Nine years ago, Anne Mansouret dissuaded her daughter from filing a legal complaint for attempted rape against Dominique Strauss-Kahn, a prominent member of the Socialist Party in France and the former husband of one of her best friendswrites the New York Times' Maïa de la Baume as The Economist claims that "the aftershocks in France have already been felt."
But now she is speaking out about what happened and what other Socialist leaders knew. And some Socialists — deeply embarrassed by the allegations against the wealthy man who was likely to be their presidential candidate next year — have called for her expulsion from the party.
In a series of interviews, Mrs. Mansouret — by turns defensive, emotional, argumentative and uncompromising — said she did it to protect her daughter, Tristane Banon, now 31, and the party itself.
Ms. Banon, a journalist and novelist, asserts that Mr. Strauss-Kahn, who is facing criminal charges in New York of attempted rape of a hotel housekeeper, tried to rape her during an interview in an empty apartment in 2002 — grabbing her arm, pulling off her bra, trying to unzip her jeans, fighting with her on the floor and ignoring her cries of “no.” She described him as “a chimpanzee in rut.”
Party leaders knew of her daughter’s experience with Mr. Strauss-Kahn, Mrs. Mansouret said, but chose to ignore it. And she herself felt stymied, in part, because Mr. Strauss-Kahn’s second wife, Brigitte Guillemette, was one of her best friends and the godmother of Ms. Banon.“Many people knew the story, but didn’t want to talk about it,” Mrs. Mansouret said. …
Since the arrest of Mr. Strauss-Kahn in New York, Mrs. Mansouret, a Socialist member of the regional council of Haute-Normandie, has been caught in a highly politicized drama. She is widely seen as a betraying mother who silenced her daughter’s trauma for nearly a decade and who is now tarnishing the image of the party she originally tried to protect.Michèle Sabban, vice president of the regional council of Île-de-France, asked for her expulsion from the Socialist Party.
“She has no spirit of responsibility,” Mrs.

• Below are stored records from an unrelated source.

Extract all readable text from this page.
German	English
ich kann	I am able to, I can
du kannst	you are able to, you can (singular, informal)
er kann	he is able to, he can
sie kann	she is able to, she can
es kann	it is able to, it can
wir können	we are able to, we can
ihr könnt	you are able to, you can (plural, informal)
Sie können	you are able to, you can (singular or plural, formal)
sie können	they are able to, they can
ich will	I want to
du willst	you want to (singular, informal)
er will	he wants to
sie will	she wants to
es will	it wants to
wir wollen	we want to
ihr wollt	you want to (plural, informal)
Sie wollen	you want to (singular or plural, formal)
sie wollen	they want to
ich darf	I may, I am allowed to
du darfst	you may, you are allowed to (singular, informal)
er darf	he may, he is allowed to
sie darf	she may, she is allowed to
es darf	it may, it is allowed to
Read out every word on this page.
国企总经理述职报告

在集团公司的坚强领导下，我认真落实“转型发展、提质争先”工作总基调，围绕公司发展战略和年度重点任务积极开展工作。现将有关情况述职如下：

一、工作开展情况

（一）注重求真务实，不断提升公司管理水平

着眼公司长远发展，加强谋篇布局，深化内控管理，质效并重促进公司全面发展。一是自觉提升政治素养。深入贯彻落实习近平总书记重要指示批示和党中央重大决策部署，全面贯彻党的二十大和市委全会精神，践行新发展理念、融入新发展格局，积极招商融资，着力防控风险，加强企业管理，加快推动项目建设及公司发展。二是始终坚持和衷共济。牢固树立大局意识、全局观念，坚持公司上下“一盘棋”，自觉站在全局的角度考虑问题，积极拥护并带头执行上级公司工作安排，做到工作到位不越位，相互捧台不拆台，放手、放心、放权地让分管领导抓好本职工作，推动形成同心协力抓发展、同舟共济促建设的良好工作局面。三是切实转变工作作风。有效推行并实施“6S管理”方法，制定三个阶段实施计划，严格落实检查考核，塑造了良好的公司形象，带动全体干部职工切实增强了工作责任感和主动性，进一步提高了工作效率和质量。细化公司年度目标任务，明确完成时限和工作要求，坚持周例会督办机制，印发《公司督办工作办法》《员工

Sabban told the French radio station RMC. “She didn’t take the measure of the catastrophe” to the party, she said, after the indictment of Mr. Strauss-Kahn, the party’s leading candidate for the presidency and head of the International Monetary Fund. …
“I knew the Socialists would deny it,” Mrs. Mansouret said. “Between the truth, what you know as being true, and what people present as being true, there is a often a difference in politics.” Ms. Banon herself said in 2008 that she was struck by a “general hypocrisy on this story,” which the mainstream press did not investigate.
As for The Economist, the London weekly says:
How the mood has changed since the arrest in New York of Dominique Strauss-Kahn on charges of sexual assault and attempted rape. …
The sight of an American court taking seriously the word of an African immigrant chambermaid against that of a rich, powerful man has been sobering in France. The country may have ousted its monarchy, but it treats its elite as a caste with special privileges. Ministers seldom resign promptly, even after scandals unrelated to the bedroom. Earlier this year, President Nicolas Sarkozy dithered before ditching Michèle Alliot-Marie as foreign minister over her ties to the discredited Tunisian regime. …As for sexual harassment, cases rarely surface. Politicians dismiss accusations as vengeance or fantasy; women, sometimes threatened, fear for their jobs or reputations; the press steers clear.
The DSK affair is changing all this. It “has been a catalyst,” says Valérie Toranian, editor of Elle, a magazine. “There will be a before and an after.” …
Overnight, the French seem to have found that their democratic temples of liberty, fraternity and equality are in fact hotbeds of sexism and predatory behaviour.